Mat volvió la cabeza hacia otro lado y lo miró de soslayo.
—Quizá.
—¿Qué significa eso? ¿Los has tenido o no los has tenido?
—De acuerdo, de acuerdo. Sí. No quiero hablar de eso, ni siquiera pensar en ello. No sirve de nada.
Antes de que pudieran añadir palabra, Thom se aproximó a grandes zancadas, con el blanco cabello alborotado por el viento y el bigote casi erizado.
—He logrado convencer el capitán de que no has perdido los cabales —anunció—, de que aquello formaba parte de tu aprendizaje. —Agarró el estay y lo zarandeó—. Esa alocada pirueta final, al bajar por la cuerda, ha contribuido a hacérselo creer, pero tienes suerte de no haberte roto la crisma.
Rand posó los ojos en la traversa del trinquete y la recorrió en toda su longitud hasta el mástil, con la boca abierta. Él se había deslizado por ella. Y había estado sentado en lo alto de…

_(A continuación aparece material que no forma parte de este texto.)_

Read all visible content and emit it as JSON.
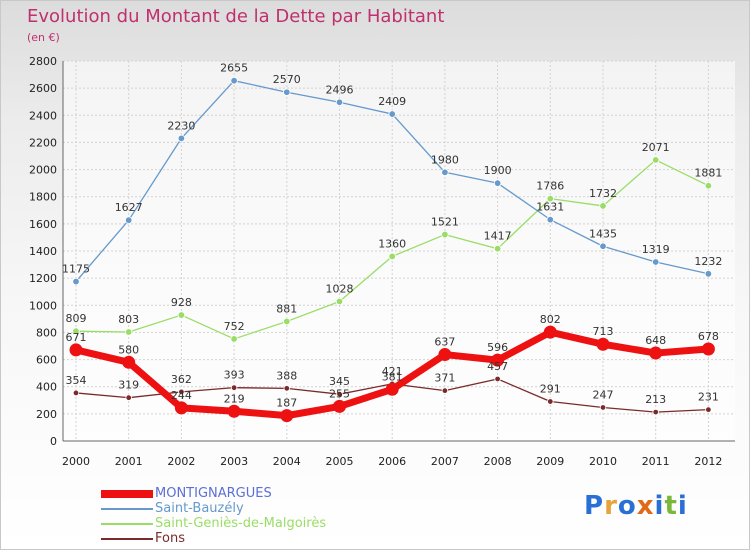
{
  "chart_data": {
    "type": "line",
    "title": "Evolution du Montant de la Dette par Habitant",
    "subtitle": "(en €)",
    "xlabel": "",
    "ylabel": "",
    "ylim": [
      0,
      2800
    ],
    "yticks": [
      0,
      200,
      400,
      600,
      800,
      1000,
      1200,
      1400,
      1600,
      1800,
      2000,
      2200,
      2400,
      2600,
      2800
    ],
    "x": [
      "2000",
      "2001",
      "2002",
      "2003",
      "2004",
      "2005",
      "2006",
      "2007",
      "2008",
      "2009",
      "2010",
      "2011",
      "2012"
    ],
    "grid": true,
    "legend_position": "bottom-left",
    "series": [
      {
        "name": "Fons",
        "color": "#7a2a2a",
        "values": [
          354,
          319,
          362,
          393,
          388,
          345,
          421,
          371,
          457,
          291,
          247,
          213,
          231
        ]
      },
      {
        "name": "Saint-Geniès-de-Malgoirès",
        "color": "#99dd66",
        "values": [
          809,
          803,
          928,
          752,
          881,
          1028,
          1360,
          1521,
          1417,
          1786,
          1732,
          2071,
          1881
        ]
      },
      {
        "name": "Saint-Bauzély",
        "color": "#6699cc",
        "values": [
          1175,
          1627,
          2230,
          2655,
          2570,
          2496,
          2409,
          1980,
          1900,
          1631,
          1435,
          1319,
          1232
        ]
      },
      {
        "name": "MONTIGNARGUES",
        "color": "#ee1111",
        "values": [
          671,
          580,
          244,
          219,
          187,
          255,
          381,
          637,
          596,
          802,
          713,
          648,
          678
        ]
      }
    ]
  },
  "logo_text": [
    "P",
    "r",
    "o",
    "x",
    "i",
    "t",
    "i"
  ],
  "logo_colors": [
    "#2a6fd6",
    "#e8a33c",
    "#2a6fd6",
    "#e06a1a",
    "#2a6fd6",
    "#7ab83a",
    "#2a6fd6"
  ]
}
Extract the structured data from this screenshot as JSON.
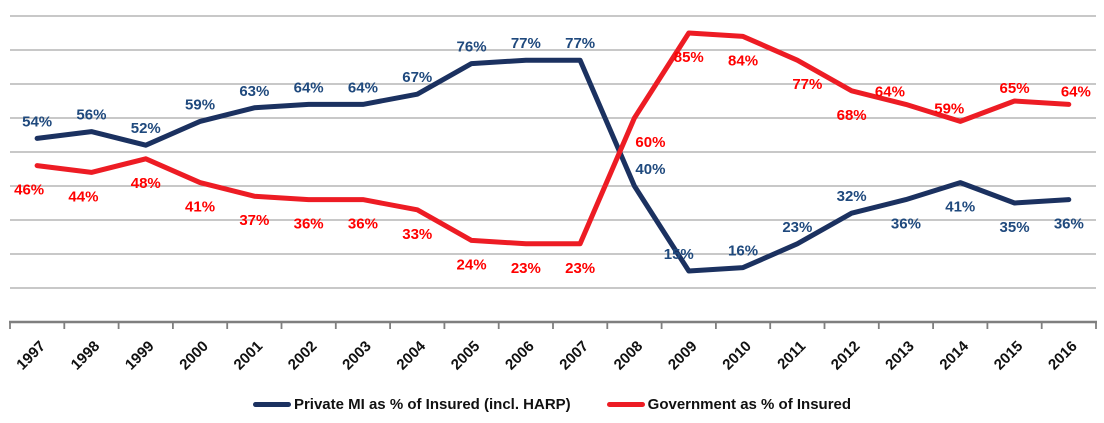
{
  "chart_data": {
    "type": "line",
    "title": "",
    "xlabel": "",
    "ylabel": "",
    "x": [
      "1997",
      "1998",
      "1999",
      "2000",
      "2001",
      "2002",
      "2003",
      "2004",
      "2005",
      "2006",
      "2007",
      "2008",
      "2009",
      "2010",
      "2011",
      "2012",
      "2013",
      "2014",
      "2015",
      "2016"
    ],
    "series": [
      {
        "name": "Private MI as % of Insured (incl. HARP)",
        "color": "#1b3160",
        "label_color": "#1f497d",
        "values": [
          54,
          56,
          52,
          59,
          63,
          64,
          64,
          67,
          76,
          77,
          77,
          40,
          15,
          16,
          23,
          32,
          36,
          41,
          35,
          36
        ],
        "label_side": [
          "above",
          "above",
          "above",
          "above",
          "above",
          "above",
          "above",
          "above",
          "above",
          "above",
          "above",
          "above",
          "above",
          "above",
          "above",
          "above",
          "below",
          "below",
          "below",
          "below"
        ],
        "label_dx": [
          0,
          0,
          0,
          0,
          0,
          0,
          0,
          0,
          0,
          0,
          0,
          16,
          -10,
          0,
          0,
          0,
          0,
          0,
          0,
          0
        ]
      },
      {
        "name": "Government as % of Insured",
        "color": "#ed1c24",
        "label_color": "#ff0000",
        "values": [
          46,
          44,
          48,
          41,
          37,
          36,
          36,
          33,
          24,
          23,
          23,
          60,
          85,
          84,
          77,
          68,
          64,
          59,
          65,
          64
        ],
        "label_side": [
          "below",
          "below",
          "below",
          "below",
          "below",
          "below",
          "below",
          "below",
          "below",
          "below",
          "below",
          "below",
          "below",
          "below",
          "below",
          "below",
          "above",
          "above",
          "above",
          "above"
        ],
        "label_dx": [
          -8,
          -8,
          0,
          0,
          0,
          0,
          0,
          0,
          0,
          0,
          0,
          16,
          0,
          0,
          10,
          0,
          -16,
          -11,
          0,
          7
        ]
      }
    ],
    "ylim": [
      0,
      90
    ],
    "grid_step": 10,
    "grid": true,
    "legend_position": "bottom",
    "grid_color": "#a6a6a6",
    "axis_color": "#7f7f7f",
    "tick_label_color": "#111111",
    "data_label_format": "percent"
  }
}
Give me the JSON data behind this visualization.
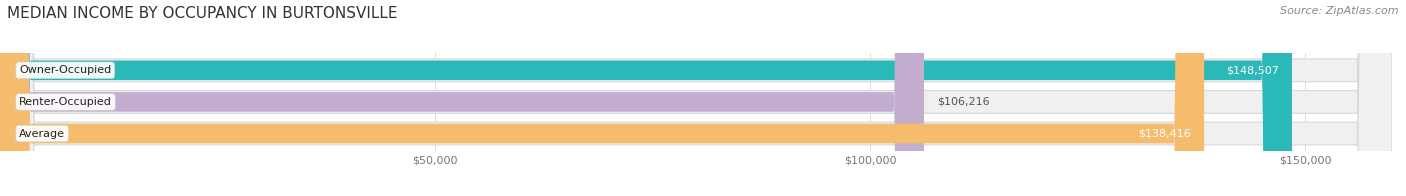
{
  "title": "MEDIAN INCOME BY OCCUPANCY IN BURTONSVILLE",
  "source": "Source: ZipAtlas.com",
  "categories": [
    "Owner-Occupied",
    "Renter-Occupied",
    "Average"
  ],
  "values": [
    148507,
    106216,
    138416
  ],
  "bar_colors": [
    "#2ab8b8",
    "#c4aed0",
    "#f5bc6e"
  ],
  "value_labels": [
    "$148,507",
    "$106,216",
    "$138,416"
  ],
  "value_inside": [
    true,
    false,
    true
  ],
  "xlim": [
    0,
    160000
  ],
  "xticks": [
    50000,
    100000,
    150000
  ],
  "xticklabels": [
    "$50,000",
    "$100,000",
    "$150,000"
  ],
  "bg_color": "#ffffff",
  "bar_bg_color": "#f0f0f0",
  "bar_bg_edge_color": "#d8d8d8",
  "title_fontsize": 11,
  "source_fontsize": 8,
  "label_fontsize": 8,
  "tick_fontsize": 8,
  "value_label_fontsize": 8,
  "value_inside_color": "white",
  "value_outside_color": "#555555"
}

De pronto se vio allá arriba, con los brazos y piernas extendidos y a duras penas logró mantener la postura en que se hallaba. Thom lo miraba con aire pensativo.

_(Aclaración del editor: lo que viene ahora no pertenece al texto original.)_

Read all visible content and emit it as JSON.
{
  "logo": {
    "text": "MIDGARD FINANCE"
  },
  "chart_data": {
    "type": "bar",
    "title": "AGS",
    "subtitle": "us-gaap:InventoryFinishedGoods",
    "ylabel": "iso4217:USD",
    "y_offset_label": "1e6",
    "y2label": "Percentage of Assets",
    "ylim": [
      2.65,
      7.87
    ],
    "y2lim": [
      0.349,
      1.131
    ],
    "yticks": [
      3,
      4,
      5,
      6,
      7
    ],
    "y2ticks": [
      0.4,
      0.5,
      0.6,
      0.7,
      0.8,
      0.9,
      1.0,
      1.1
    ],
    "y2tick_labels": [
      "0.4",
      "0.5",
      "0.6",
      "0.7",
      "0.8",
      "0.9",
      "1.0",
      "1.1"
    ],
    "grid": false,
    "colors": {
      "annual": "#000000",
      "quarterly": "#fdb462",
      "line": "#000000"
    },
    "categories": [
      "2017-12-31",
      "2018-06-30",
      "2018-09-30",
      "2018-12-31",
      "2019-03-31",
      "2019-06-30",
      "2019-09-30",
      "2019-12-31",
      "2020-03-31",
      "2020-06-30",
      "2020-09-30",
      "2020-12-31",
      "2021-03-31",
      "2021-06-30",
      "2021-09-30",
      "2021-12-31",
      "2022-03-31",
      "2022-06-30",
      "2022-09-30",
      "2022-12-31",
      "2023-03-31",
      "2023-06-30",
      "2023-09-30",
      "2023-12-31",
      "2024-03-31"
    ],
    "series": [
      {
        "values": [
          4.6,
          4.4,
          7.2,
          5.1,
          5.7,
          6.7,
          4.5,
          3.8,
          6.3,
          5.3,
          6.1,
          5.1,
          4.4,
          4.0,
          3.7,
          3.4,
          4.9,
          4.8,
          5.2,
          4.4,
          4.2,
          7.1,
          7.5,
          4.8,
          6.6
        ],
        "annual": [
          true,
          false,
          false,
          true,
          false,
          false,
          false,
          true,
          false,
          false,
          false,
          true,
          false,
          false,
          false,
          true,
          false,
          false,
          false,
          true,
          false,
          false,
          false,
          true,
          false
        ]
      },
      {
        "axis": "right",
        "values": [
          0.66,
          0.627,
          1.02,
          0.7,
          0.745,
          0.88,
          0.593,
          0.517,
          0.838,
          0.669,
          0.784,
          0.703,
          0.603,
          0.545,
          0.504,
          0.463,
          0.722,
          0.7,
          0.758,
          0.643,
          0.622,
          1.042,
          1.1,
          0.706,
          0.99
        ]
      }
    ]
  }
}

—No sabía que tuvieras tanto coraje para la acrobacia. Podríamos sacar partido de ello en Illian o Ebou Dar, e incluso en Tear. A la gente de las ciudades sureñas le entusiasman los equilibristas.
—Vamos a ir a…
En el último minuto, Rand recobró la cautela para mirar a su alrededor. Algunos marineros los observaban, incluso Gelb, con su mala catadura habitual, pero ninguno se encontraba lo bastante cerca para oírlo.
—A Tar Valon —finalizó.
Mat se encogió de hombros, como si le fuera indiferente el rumbo a tomar.
—Por ahora, muchacho —puntualizó Thom mientras tomaba asiento a su lado—; pero mañana… ¿quién sabe? Ése es el modo de vida de un juglar. —Sacó un puñado de bolas coloreadas de una de sus holgadas mangas—. Ya que has descendido de los aires, practicaremos el paso triple.
Rand dejó vagar la mirada hasta la cumbre del mástil y sintió un escalofrío. «¿Qué es lo que me ocurre? Luz, ¿qué me pasa?» Debía averiguarlo. Debía llegar a Tar Valon antes de que enloqueciera de veras.